Short term, HL7 therefore suggests that a focus on the name and model of the main instrument and its manufacturer (when an instrument is used) is applied. This can be followed over time with the name of the test kit/reagent and its manufacturer and progress towards the full UDI for both the test kit/reagent(s) and instrument used. Furthermore, HL7 suggests that ONC work with FDA, the Centers for Medicare and Medicaid Services staff responsible for implementing the Clinical Laboratory Improvement Amendments (CLIA), public health agencies, laboratories, and instrument manufacturers to establish a practical roadmap for adoption and the necessary incentives to achieve that. Having the source systems, e.g., instrument, test kit, and LIS, be able to share this information will enable receiving HIT (e.g., EHRs, Public Health) to provide support where needed. Additionally, an approach should be established for tests where UDI are not present, to understand what was used to perform the test.

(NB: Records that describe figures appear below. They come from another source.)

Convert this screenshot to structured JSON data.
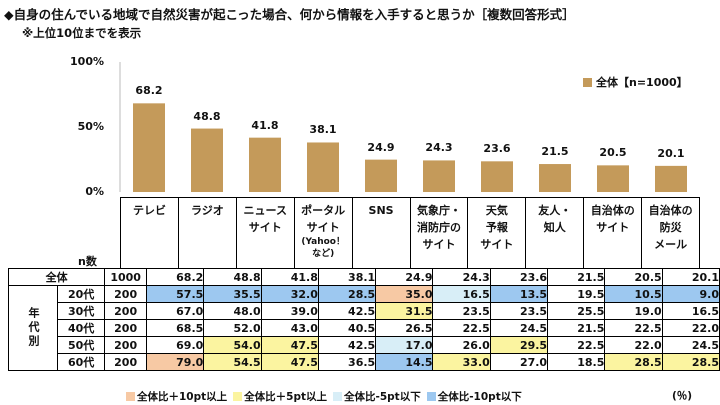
{
  "title": "◆自身の住んでいる地域で自然災害が起こった場合、何から情報を入手すると思うか［複数回答形式］",
  "subtitle": "※上位10位までを表示",
  "colors": {
    "bar": "#c49a5a",
    "orange": "#f7c9a4",
    "yellow": "#fbf4a0",
    "lightblue": "#d8eef7",
    "blue": "#9dc8f0"
  },
  "chart_data": {
    "type": "bar",
    "ylim": [
      0,
      100
    ],
    "yticks": [
      "0%",
      "50%",
      "100%"
    ],
    "legend": "全体【n=1000】",
    "legend_position": "top-right",
    "categories": [
      [
        "テレビ"
      ],
      [
        "ラジオ"
      ],
      [
        "ニュース",
        "サイト"
      ],
      [
        "ポータル",
        "サイト",
        "(Yahoo！",
        "など)"
      ],
      [
        "SNS"
      ],
      [
        "気象庁・",
        "消防庁の",
        "サイト"
      ],
      [
        "天気",
        "予報",
        "サイト"
      ],
      [
        "友人・",
        "知人"
      ],
      [
        "自治体の",
        "サイト"
      ],
      [
        "自治体の",
        "防災",
        "メール"
      ]
    ],
    "values": [
      68.2,
      48.8,
      41.8,
      38.1,
      24.9,
      24.3,
      23.6,
      21.5,
      20.5,
      20.1
    ]
  },
  "table": {
    "n_header": "n数",
    "group_label": "年代別",
    "total_row": {
      "label": "全体",
      "n": "1000",
      "values": [
        "68.2",
        "48.8",
        "41.8",
        "38.1",
        "24.9",
        "24.3",
        "23.6",
        "21.5",
        "20.5",
        "20.1"
      ]
    },
    "rows": [
      {
        "label": "20代",
        "n": "200",
        "values": [
          "57.5",
          "35.5",
          "32.0",
          "28.5",
          "35.0",
          "16.5",
          "13.5",
          "19.5",
          "10.5",
          "9.0"
        ],
        "highlights": [
          "blue",
          "blue",
          "blue",
          "blue",
          "orange",
          "lightblue",
          "blue",
          "",
          "blue",
          "blue"
        ]
      },
      {
        "label": "30代",
        "n": "200",
        "values": [
          "67.0",
          "48.0",
          "39.0",
          "42.5",
          "31.5",
          "23.5",
          "23.5",
          "25.5",
          "19.0",
          "16.5"
        ],
        "highlights": [
          "",
          "",
          "",
          "",
          "yellow",
          "",
          "",
          "",
          "",
          ""
        ]
      },
      {
        "label": "40代",
        "n": "200",
        "values": [
          "68.5",
          "52.0",
          "43.0",
          "40.5",
          "26.5",
          "22.5",
          "24.5",
          "21.5",
          "22.5",
          "22.0"
        ],
        "highlights": [
          "",
          "",
          "",
          "",
          "",
          "",
          "",
          "",
          "",
          ""
        ]
      },
      {
        "label": "50代",
        "n": "200",
        "values": [
          "69.0",
          "54.0",
          "47.5",
          "42.5",
          "17.0",
          "26.0",
          "29.5",
          "22.5",
          "22.0",
          "24.5"
        ],
        "highlights": [
          "",
          "yellow",
          "yellow",
          "",
          "lightblue",
          "",
          "yellow",
          "",
          "",
          ""
        ]
      },
      {
        "label": "60代",
        "n": "200",
        "values": [
          "79.0",
          "54.5",
          "47.5",
          "36.5",
          "14.5",
          "33.0",
          "27.0",
          "18.5",
          "28.5",
          "28.5"
        ],
        "highlights": [
          "orange",
          "yellow",
          "yellow",
          "",
          "blue",
          "yellow",
          "",
          "",
          "yellow",
          "yellow"
        ]
      }
    ]
  },
  "key": [
    {
      "label": "全体比＋10pt以上",
      "color": "orange"
    },
    {
      "label": "全体比＋5pt以上",
      "color": "yellow"
    },
    {
      "label": "全体比-5pt以下",
      "color": "lightblue"
    },
    {
      "label": "全体比-10pt以下",
      "color": "blue"
    }
  ],
  "unit": "(％)"
}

Lastly, HL7 observes this related gathering UDI on test kits, whether the exchange would be captured across all healthcare entities (i.e., electronic medical records, Payer's State or Federal Agencies) should be examined. Ensuring this cohesion is critical. Entities responsible for tracking and reporting this data should also be considered.
Laboratory: Values/Results [General]
HL7 notes that the definition and vocabulary of Values/Results focuses on qualitative values and results. The variances in vocabulary are notable particularly given the nominal scale uses SNOMED CT in organism hierarchy with example value set: https://phinvads.cdc.gov/vads/ViewValueSet.action?id=64089FFA-B015-4DC7-B470-F20DF5B13BFA, while the ordinal scale uses SNOMED CT from a qualifier hierarchy: https://phinvads.cdc.gov/vads/ViewValueSet.action?id=815C6DD4-C5A6-DF11-9BDD-0015173D1785). Additionally, the structure of quantitative results (e.g., relationship with the Result Unit of Measure) of interest should be further clarified.
Laboratory: Values/Results [Date and Timestamps]
https://www.healthit.gov/isa/taxonomy/term/681/draft-uscdi-v5
HL7 recommends that rather than listing a general date and timestamps, that the specific dates and timestamps of interest should be enumerated. HL7 specifically suggests elevating the following Level 2 data elements into USCDI v5:
HL7 notes these dates are widely supported and available. We therefore support inclusion in USCDI v5. Additionally, HL7 recommends that Report Date/Time (similar to Date of Report in Case Reporting in USCDI+) is defined as “The date and time at which the LIS system releases the results to the provider and other recipients” which meets CLIA test report date as well, as a critical date and timestamp. This applies to any report, whether preliminary, final or corrected and is widely communicated already.